Something strange happened watching the latest romantic comedy starring Sandra Bullock, when expecting to hate it or be mildly amused by it it turned out to be a more fun experience than it should be. This is a romantic comedy after all and it keeps clearly within all the boundaries the genre has set up and from the moment you see two people arguing you know they’ll end up in each others arms at the end of the film. But movies like this are about the obstacles, not about the outcome.
In The Proposal Sandra Bullock plays Samantha Tate: a pushy boss who’s about to be deported back to Canada for not having her immigration papers “in ordnung”. While in panic she comes up with the plan to blackmail her assistant Andrew (Ryan Reynolds) into a sham-marriage so she can stay. Unfortunately for not only is the immigration onto her, but she’s about to get a piece of her own medicine as Andrew notices how she’s completely dependent on him after years of being a suppressed worker-bee. Within a couple of days she will need to know everything about him so the Immigration-service believes it’s not a sham, and he takes her up to his family to celebrate his grandma’s 90th birthday.
This is the point where logic comes in. I mean, why would you go to all the trouble to do that when you can just marry and be a legal citizen. Hop in with each other for all I care if you want to make it seem legit. Apparently the immigration-service has the right to invade your privacy to the fullest extent: questioning everybody around you about your personal life and even attending the wedding. Now I might be wrong, but I can’t imagine this being actually true in real life.

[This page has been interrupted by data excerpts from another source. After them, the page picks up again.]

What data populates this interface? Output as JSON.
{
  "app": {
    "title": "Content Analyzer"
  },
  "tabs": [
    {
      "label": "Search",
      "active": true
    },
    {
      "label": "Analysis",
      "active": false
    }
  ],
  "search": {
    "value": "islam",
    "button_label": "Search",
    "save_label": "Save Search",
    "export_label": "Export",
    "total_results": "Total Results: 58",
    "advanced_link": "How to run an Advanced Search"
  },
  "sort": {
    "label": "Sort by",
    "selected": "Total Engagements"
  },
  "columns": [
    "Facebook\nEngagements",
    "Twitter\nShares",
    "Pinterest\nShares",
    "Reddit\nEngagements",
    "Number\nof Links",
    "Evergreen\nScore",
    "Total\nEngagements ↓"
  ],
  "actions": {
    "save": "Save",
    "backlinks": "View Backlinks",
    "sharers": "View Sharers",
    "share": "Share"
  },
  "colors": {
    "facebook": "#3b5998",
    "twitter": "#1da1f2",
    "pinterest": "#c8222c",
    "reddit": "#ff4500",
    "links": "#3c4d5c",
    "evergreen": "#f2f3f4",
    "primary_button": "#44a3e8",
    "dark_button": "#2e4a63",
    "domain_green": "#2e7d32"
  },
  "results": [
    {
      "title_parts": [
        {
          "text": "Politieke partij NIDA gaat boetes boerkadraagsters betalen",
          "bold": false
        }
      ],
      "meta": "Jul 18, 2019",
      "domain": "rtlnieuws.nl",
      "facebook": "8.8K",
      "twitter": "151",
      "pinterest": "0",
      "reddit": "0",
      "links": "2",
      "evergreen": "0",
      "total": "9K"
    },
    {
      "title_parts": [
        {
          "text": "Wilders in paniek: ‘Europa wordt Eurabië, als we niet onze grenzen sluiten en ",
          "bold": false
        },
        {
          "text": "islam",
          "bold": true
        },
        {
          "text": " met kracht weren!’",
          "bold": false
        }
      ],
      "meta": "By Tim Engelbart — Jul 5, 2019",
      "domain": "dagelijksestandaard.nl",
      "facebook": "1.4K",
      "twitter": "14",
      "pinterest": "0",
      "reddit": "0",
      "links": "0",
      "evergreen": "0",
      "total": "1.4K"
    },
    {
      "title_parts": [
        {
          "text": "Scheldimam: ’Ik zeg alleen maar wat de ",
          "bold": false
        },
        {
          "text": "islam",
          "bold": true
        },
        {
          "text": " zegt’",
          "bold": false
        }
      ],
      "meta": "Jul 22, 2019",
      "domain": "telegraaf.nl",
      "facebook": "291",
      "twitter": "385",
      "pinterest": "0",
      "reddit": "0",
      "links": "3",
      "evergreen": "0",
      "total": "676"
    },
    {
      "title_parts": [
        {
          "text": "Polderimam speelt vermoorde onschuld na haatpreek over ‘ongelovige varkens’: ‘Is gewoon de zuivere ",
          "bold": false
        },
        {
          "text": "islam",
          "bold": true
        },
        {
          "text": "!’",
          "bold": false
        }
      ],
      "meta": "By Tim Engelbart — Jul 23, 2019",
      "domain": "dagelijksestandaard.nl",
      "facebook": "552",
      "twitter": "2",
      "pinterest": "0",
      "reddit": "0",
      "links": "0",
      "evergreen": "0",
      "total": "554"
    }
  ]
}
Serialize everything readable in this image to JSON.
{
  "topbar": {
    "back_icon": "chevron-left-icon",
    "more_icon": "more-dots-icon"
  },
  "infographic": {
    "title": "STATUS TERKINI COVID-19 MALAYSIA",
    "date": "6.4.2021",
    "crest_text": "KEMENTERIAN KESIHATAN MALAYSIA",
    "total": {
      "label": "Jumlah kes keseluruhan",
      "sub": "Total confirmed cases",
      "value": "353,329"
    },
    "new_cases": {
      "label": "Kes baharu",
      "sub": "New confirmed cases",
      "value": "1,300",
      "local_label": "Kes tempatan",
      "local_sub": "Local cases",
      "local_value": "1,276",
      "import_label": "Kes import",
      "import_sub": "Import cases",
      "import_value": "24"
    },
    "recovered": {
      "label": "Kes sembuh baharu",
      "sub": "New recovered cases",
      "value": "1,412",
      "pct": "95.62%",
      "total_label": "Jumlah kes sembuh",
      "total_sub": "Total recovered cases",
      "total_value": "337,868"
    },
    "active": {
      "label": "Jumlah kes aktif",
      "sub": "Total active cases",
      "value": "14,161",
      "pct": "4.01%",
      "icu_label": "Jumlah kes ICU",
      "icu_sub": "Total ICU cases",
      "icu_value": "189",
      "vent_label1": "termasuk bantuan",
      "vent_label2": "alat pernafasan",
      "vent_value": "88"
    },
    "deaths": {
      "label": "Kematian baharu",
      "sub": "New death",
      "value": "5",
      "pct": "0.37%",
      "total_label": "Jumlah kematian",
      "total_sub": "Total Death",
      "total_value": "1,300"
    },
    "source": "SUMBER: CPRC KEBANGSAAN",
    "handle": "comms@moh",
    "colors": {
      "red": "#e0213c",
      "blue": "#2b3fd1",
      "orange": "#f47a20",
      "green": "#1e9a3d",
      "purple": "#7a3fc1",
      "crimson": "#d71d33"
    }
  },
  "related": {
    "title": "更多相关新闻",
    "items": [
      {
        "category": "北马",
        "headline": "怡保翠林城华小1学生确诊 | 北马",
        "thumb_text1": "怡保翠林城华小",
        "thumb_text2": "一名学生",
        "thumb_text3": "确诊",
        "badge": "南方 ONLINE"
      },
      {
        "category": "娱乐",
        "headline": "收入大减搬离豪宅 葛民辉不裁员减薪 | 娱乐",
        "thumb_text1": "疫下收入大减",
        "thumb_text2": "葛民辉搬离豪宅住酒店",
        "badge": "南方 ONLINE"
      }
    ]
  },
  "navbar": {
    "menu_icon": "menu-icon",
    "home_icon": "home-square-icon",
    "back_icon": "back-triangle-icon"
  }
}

The movie is better than it should be and it’s got its cast to thank for it. Bullock can elevate these kinds of movies and Reynolds also has a great screen presence. Something he has shown in movies like Van Wilder and Wolverine. They’re supported by Golden Girl Betty White showing that you can still work at 87, the always grumpy looking Craig T. Nelson and the at 56 still great looking Mary Steenburgen. With a cast like this it’s hard to go wrong and even scenes that would’ve been terrible in the hands of lesser actors actually work. The scene where Betty White does a Native American dance in the middle of the woods and is joined by Sandra Bullock who starts to rap about sweaty balls or something like that is a good example of just that.
Everything was predictable in the movie and the movie does not hide that, so when Bullock mentions she can’t swim you just know that she at one point ends up in the water. But like I mentioned earlier this movie somehow was less annoying than it should’ve been and so I’m forgiving for the lack of originality and praising the skills of the actors for making it work.